Setting off on any multi-day backcountry trip is always a sobering enterprise. When we completed Jasper's North Boundary Trail many years ago, we were assured that the track was well-defined and all major bridges, like this one at Blue Creek, were intact. But the Blue Creek bridge was lost many years ago and never replaced. Today, Parks Canada cannot recommend hiking the North Boundary until water levels recede late in the season, and then, there are no guarantees. Photo by Brian Patton.

Setting off on any multi-day backcountry trip is always a sobering enterprise. When we completed Jasper’s North Boundary Trail in the late-1970s, we were assured that the track was well-defined and all major bridges, like this one at Blue Creek, were intact. But the Blue Creek bridge was lost many years ago and never replaced. Today, Parks Canada cannot recommend hiking the North Boundary until water levels recede late in the season, and then, there are no guarantees. This is just one of many longer trails in “Canada’s backpacking park” that is in danger of disappearing thanks to budget cutbacks. Photo by Brian Patton.

 

 

 

Washed out bridges that aren’t replaced. Deteriorating backcountry campsites with grotty outhouses. Landslides and fires wiping out sections of trails, some permanently. Tracks over alpine passes awash and churned into muddy soup. Numerous trails decommissioned (read abandoned). Is this the current state of affairs in Jasper National Park, a place we always called the backpacking capital of North America?

Since the town of Jasper boasts a very active population of outdoor enthusiasts, it is no surprise that the Jasper Fitzhugh covers backcountry issues better than any other weekly newspaper in the Rockies. And several recent articles have highlighted problems with the park’s wilderness trail system and infrastructure.

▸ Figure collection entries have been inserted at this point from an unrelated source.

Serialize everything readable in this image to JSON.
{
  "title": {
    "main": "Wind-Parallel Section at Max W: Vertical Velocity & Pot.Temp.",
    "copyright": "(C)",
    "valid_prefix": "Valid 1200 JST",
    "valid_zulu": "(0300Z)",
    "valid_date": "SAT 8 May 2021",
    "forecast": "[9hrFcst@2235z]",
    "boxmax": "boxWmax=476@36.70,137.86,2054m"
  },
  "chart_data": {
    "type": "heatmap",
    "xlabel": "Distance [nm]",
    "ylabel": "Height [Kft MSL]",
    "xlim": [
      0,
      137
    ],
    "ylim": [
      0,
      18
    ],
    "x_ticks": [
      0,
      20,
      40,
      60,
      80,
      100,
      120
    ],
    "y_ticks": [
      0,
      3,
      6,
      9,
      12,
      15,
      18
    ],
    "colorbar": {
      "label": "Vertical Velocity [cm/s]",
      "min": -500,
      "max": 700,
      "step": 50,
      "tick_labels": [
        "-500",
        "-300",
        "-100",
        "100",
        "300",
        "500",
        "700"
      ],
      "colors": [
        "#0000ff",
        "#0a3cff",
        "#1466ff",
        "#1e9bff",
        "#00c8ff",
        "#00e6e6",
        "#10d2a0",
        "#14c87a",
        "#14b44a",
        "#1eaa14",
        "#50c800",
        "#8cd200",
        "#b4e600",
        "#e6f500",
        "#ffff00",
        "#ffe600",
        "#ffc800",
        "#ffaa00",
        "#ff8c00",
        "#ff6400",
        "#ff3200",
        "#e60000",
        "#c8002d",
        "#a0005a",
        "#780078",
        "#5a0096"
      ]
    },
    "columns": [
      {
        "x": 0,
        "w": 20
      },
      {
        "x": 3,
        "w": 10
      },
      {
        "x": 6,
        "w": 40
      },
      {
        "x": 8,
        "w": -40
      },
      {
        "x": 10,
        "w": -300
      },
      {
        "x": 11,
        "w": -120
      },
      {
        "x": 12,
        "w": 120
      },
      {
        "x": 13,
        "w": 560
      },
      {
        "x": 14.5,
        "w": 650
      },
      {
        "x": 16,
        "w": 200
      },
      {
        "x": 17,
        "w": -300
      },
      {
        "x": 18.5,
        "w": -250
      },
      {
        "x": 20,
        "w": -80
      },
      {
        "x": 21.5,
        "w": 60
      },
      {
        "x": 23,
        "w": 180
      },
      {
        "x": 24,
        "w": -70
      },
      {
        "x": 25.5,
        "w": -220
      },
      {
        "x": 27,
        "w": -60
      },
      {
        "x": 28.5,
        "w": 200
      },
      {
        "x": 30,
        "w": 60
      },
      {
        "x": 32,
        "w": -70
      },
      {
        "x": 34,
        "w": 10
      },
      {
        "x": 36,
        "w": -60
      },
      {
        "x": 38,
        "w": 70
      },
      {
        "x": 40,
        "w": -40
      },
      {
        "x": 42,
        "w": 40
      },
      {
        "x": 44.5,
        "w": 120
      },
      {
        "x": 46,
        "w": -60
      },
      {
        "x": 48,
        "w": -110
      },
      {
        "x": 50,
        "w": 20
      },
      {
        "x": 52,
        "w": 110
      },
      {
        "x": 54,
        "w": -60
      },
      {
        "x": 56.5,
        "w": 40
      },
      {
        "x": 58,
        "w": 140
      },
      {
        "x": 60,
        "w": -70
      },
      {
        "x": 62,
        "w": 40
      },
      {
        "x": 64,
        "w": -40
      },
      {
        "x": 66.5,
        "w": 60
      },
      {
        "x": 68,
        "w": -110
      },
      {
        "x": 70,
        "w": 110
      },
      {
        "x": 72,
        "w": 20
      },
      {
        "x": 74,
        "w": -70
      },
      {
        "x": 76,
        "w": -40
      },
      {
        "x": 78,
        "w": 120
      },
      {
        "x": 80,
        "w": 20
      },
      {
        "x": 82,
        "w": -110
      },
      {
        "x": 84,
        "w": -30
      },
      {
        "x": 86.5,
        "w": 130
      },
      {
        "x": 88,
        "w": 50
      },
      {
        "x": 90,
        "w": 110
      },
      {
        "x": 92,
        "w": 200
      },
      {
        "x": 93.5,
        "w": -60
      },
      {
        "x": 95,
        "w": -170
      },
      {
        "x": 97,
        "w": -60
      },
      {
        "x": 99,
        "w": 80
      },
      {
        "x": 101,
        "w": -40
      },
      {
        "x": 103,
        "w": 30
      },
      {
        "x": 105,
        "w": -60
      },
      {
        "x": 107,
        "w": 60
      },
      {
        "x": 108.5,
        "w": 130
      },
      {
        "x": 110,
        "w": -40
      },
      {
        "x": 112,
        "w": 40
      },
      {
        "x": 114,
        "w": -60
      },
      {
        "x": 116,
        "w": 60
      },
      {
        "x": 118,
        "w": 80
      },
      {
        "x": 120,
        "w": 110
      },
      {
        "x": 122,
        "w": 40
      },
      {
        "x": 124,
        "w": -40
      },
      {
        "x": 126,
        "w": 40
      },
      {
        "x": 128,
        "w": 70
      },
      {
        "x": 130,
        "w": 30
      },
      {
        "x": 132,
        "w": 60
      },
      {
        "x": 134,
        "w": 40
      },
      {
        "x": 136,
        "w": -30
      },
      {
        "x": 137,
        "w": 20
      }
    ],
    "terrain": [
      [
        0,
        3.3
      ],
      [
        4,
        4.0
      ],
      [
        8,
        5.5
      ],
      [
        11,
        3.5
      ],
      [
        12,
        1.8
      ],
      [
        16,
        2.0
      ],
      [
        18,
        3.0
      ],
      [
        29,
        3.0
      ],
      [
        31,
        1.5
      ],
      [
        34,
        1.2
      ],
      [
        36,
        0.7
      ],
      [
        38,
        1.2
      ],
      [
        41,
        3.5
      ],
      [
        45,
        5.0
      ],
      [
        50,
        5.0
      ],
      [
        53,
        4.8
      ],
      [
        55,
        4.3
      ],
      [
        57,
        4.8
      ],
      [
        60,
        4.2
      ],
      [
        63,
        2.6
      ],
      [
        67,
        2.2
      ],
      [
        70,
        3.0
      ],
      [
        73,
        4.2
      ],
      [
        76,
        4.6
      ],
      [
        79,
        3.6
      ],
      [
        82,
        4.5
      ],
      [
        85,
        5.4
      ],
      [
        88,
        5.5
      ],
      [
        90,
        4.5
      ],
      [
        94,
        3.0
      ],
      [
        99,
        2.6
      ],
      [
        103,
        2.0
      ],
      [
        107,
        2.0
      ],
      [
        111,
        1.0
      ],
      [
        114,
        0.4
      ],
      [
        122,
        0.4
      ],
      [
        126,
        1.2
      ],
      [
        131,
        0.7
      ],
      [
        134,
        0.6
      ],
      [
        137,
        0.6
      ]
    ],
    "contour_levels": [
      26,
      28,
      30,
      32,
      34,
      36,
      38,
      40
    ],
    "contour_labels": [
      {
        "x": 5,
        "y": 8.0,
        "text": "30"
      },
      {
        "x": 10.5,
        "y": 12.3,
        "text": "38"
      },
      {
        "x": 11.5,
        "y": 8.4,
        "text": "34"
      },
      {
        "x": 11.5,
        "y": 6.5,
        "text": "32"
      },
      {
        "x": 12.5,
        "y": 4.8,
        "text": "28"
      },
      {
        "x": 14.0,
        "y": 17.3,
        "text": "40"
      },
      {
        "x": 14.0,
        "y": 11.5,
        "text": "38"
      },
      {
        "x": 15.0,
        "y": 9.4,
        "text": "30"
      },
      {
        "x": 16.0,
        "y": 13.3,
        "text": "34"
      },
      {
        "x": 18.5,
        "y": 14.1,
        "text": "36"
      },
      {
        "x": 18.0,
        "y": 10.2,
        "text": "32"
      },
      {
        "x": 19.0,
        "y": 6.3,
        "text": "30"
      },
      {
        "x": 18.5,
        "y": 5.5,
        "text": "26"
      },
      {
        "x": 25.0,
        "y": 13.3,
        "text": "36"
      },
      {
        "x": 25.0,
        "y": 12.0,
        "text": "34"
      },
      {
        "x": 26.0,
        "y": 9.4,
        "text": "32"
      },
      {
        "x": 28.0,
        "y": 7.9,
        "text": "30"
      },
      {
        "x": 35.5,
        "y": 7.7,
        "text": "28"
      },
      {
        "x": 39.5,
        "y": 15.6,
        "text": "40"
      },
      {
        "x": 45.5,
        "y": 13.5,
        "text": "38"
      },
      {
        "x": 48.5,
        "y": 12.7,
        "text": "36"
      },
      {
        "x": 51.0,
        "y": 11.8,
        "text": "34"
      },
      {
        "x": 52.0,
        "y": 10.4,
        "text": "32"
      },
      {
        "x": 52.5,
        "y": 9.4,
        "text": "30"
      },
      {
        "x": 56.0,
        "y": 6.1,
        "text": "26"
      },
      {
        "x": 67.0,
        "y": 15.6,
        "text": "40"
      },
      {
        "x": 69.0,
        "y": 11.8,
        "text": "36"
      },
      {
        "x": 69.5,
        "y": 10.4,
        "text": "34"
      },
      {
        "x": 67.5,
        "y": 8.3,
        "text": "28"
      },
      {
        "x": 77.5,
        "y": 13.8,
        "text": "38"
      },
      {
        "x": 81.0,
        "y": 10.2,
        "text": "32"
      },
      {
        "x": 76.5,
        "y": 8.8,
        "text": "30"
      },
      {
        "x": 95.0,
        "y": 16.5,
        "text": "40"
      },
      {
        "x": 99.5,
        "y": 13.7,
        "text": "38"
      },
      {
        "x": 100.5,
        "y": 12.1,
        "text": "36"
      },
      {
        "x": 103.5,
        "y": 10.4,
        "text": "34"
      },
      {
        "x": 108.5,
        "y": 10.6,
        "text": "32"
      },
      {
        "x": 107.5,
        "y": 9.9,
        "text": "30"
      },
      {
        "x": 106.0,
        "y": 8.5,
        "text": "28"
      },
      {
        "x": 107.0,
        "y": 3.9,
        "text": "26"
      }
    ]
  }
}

In September, Fitzhugh editor Paul Clarke published an investigation into the past and present of Jasper’s backcountry trail system (The end of an era: Jasper’s backcountry in a state of decay, Sept 21, 2016). In addition to yours truly, Clarke interviewed long-time trail crew supervisor Jim Suttill, Jasper communications officer Steve Young, and lifetime resident and Jasper Trail Alliance spokesperson Loni Klettl.

Comments by Suttill and Klettl were of particular interest since I hiked many of Jasper’s remote backcountry trails during its golden era and have observed the decline over the past two decades.

I’d always wondered how Jasper could do so much in its remote backcountry while neighbouring Banff Park did so little. And Suttill’s responses answered a lot of my questions, including the moment the funding started drying up in 1994. And as funding nosedived, something had to give.

Another Fitzhugh article (Parks slammed for ‘appalling’ trail conditions, Sept 28, 2016) looks at disintegrating trails and collapsing campground infrastructure in the Tonquin Valley—a popular destination that has a long history of horse-hiker conflict.

In addition, there is talk that Parks Canada might decommission the popular Astoria River trail into the Tonquin Valley following a  rockslide that covered a 200m section of the trail this summer (Rock slide in the Tonquin Valley raises safety concerns, July 27, 2016).

Another problem highlighted by the Fitzhugh is the washout of a suspension bridge over the Athabasca River on the Fortress Lake trail (Hamber Park cut off by JNP bridge collapse, Oct 8, 2014). The bridge is located at km 15 on the 24-km trail leading from Jasper Park’s Sunwapta Falls to British Columbia’s Hamber Provincial Park. But since the trail beyond the washed out bridge only serves hikers heading to a B.C. Park, it is a low priority for Parks Canada. And cash-strapped BC Parks doesn’t seem to have the wherewithal to fund a bridge that provides the only land-access route to its park.

To its credit, Jasper Park has always taken the backcountry more seriously than neighbouring Banff, and it still does. Banff prefers that its remote rivers remain unbridged and promotes a policy of random camping in many outlying areas.

And Jasper has always had park staff and people in the community who are active in the backcountry and lobbying for improvements. That’s why the conflicting views in The end of an era article are interesting. Former trail boss Suttill would like to see more funding for Parks Canada trail crews; Jasper Trail Alliance supporter Klettl feels that Parks Canada should encourage a larger role for volunteers.

Whatever your views on backcountry use, the Jasper Fitzhugh has begun a discussion that should be continued and expanded to all of Canada’s mountain parks. In the words of editor Paul Clarke: “Whether that’s beefing up the trail crew or allowing dedicated volunteers to share some of the workload, something needs to be done.”